In your memories we can begin to see some interesting patterns developing. Several of you recalling the first decades of the NHS, for example, have explicitly mentioned cost – not what younger users might expect in memories of a Service famously ‘free at the point of need’. But as one member told us, in these early years, doctors sometimes told their patients very directly what their treatment cost the Service, as part of urging them to comply with medical regimens. In this case at least, the technique worked: this storyteller reported being ‘in awe that the medicine cost so much but we were able to access it because of the NHS without having to find the money that day.’ The message – and the awe – stuck in her mind, and she still remembered it more than six decades later. Cost-saving, but easily recognised ‘NHS specs’ are clearly just as memorable, but perhaps not as attractive an aspect of ‘free’ health care. Another member recalled his family’s decision in 1962 to reject free frames, despite the cost of the alternative: ‘my parents insisted on paying for “better” frames when I could have had NHS frames for free… It was bad enough being teased at school … it would have been much worse if I’d been wearing NHS specs.

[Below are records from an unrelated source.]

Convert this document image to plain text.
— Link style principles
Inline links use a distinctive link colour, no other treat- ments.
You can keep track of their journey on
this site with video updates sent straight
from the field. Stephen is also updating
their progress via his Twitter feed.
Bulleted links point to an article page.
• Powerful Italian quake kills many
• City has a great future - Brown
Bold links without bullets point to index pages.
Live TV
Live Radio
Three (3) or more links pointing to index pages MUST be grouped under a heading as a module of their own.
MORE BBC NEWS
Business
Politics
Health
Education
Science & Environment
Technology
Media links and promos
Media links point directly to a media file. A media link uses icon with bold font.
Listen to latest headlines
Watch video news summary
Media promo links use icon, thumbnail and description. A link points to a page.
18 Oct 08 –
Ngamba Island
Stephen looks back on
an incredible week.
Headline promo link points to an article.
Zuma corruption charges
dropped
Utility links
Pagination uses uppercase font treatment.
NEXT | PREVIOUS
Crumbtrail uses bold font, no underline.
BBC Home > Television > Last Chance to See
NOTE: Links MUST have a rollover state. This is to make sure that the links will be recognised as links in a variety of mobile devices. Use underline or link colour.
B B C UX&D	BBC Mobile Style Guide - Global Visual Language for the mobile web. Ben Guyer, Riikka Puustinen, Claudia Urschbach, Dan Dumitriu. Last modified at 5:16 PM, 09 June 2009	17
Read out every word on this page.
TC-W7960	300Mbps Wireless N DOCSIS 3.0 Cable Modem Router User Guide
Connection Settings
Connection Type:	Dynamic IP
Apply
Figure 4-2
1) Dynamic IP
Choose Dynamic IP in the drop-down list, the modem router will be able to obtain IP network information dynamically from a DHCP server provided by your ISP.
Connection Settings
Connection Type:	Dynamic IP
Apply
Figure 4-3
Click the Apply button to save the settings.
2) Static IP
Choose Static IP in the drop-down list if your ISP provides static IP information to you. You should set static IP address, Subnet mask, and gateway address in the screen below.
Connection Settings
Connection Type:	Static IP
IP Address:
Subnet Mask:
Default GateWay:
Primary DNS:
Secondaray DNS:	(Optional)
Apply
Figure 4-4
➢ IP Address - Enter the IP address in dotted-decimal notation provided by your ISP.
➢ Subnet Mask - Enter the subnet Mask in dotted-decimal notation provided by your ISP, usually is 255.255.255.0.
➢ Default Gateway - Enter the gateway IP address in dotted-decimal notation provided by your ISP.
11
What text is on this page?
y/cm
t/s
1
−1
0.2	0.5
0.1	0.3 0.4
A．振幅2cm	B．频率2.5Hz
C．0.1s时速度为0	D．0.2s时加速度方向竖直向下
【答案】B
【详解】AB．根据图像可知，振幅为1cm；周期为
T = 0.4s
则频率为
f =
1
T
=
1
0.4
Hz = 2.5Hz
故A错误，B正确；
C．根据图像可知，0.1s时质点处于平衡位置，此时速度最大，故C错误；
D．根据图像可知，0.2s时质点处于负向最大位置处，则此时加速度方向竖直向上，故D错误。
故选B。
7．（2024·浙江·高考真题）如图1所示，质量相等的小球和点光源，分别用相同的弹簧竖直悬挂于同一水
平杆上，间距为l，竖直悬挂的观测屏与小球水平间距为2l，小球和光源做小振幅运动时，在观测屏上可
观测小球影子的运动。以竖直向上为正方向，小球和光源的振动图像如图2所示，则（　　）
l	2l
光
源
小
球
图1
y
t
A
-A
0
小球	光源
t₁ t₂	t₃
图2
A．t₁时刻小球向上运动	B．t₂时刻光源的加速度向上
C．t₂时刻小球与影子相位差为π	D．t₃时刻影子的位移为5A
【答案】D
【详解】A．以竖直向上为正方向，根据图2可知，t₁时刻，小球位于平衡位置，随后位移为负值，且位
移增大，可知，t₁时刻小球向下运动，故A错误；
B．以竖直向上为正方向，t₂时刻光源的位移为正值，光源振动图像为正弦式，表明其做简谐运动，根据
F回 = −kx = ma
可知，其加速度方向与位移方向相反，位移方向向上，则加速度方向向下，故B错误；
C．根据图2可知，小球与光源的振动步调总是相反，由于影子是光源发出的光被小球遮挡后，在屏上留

Others have told us about the NHS as a space for new encounters, both medical and personal. For some older members, it was first place where they met people from other ethnic groups: ‘unbelievably impressive’ black nurses created strong memories for one young patient in the 1970s. But sometimes your memories of the medical encounter itself are considerably less clear: you have also told us about the ‘blur’ of ‘memories of doctors and hospitals, of consultants and blood tests and clinics’. Some of you have described your interactions with the NHS, tellingly, as ‘a long and never ending relationship’ – a phrase that resonates with claims that the NHS is part of our lives, almost a member of our families. Others, those with ‘NHS in the Family’ for instance, have talked about being ‘surrounded by it’, and have described the NHS as ‘something that really sums up the UK’.

Intimate and enduring as your relationships with the NHS may be, it is not always your favourite ‘relative’ (so to speak)! If you care for an older person or live with a chronic condition like diabetes, you may remember disjointed care and difficult regimes – but also your pride in maintaining those regimes no matter how meticulous and challenging. And sometimes you – and your parents – have had to ‘persuade’ NHS gatekeepers to provide the health services you have needed.

As a whole, your stories and comments have tracked technological and cultural changes in the Service. Through your eyes, and your memories, we have seen the breadth of the NHS, too: you have remembered ‘firsts’ from the GP surgery to the School Medical Service, and from the hospital to public health campaigns. In your photos, and in wonderful artefacts like Dr Macbeth’s casebooks, we are seeing both new and familiar aspects of the NHS. While we are now – inspired in part by your collective fascination with needles! –  asking you about vaccination, all your memories of the NHS (first, last, and in between) are welcome here, so keep on sharing. Thank you!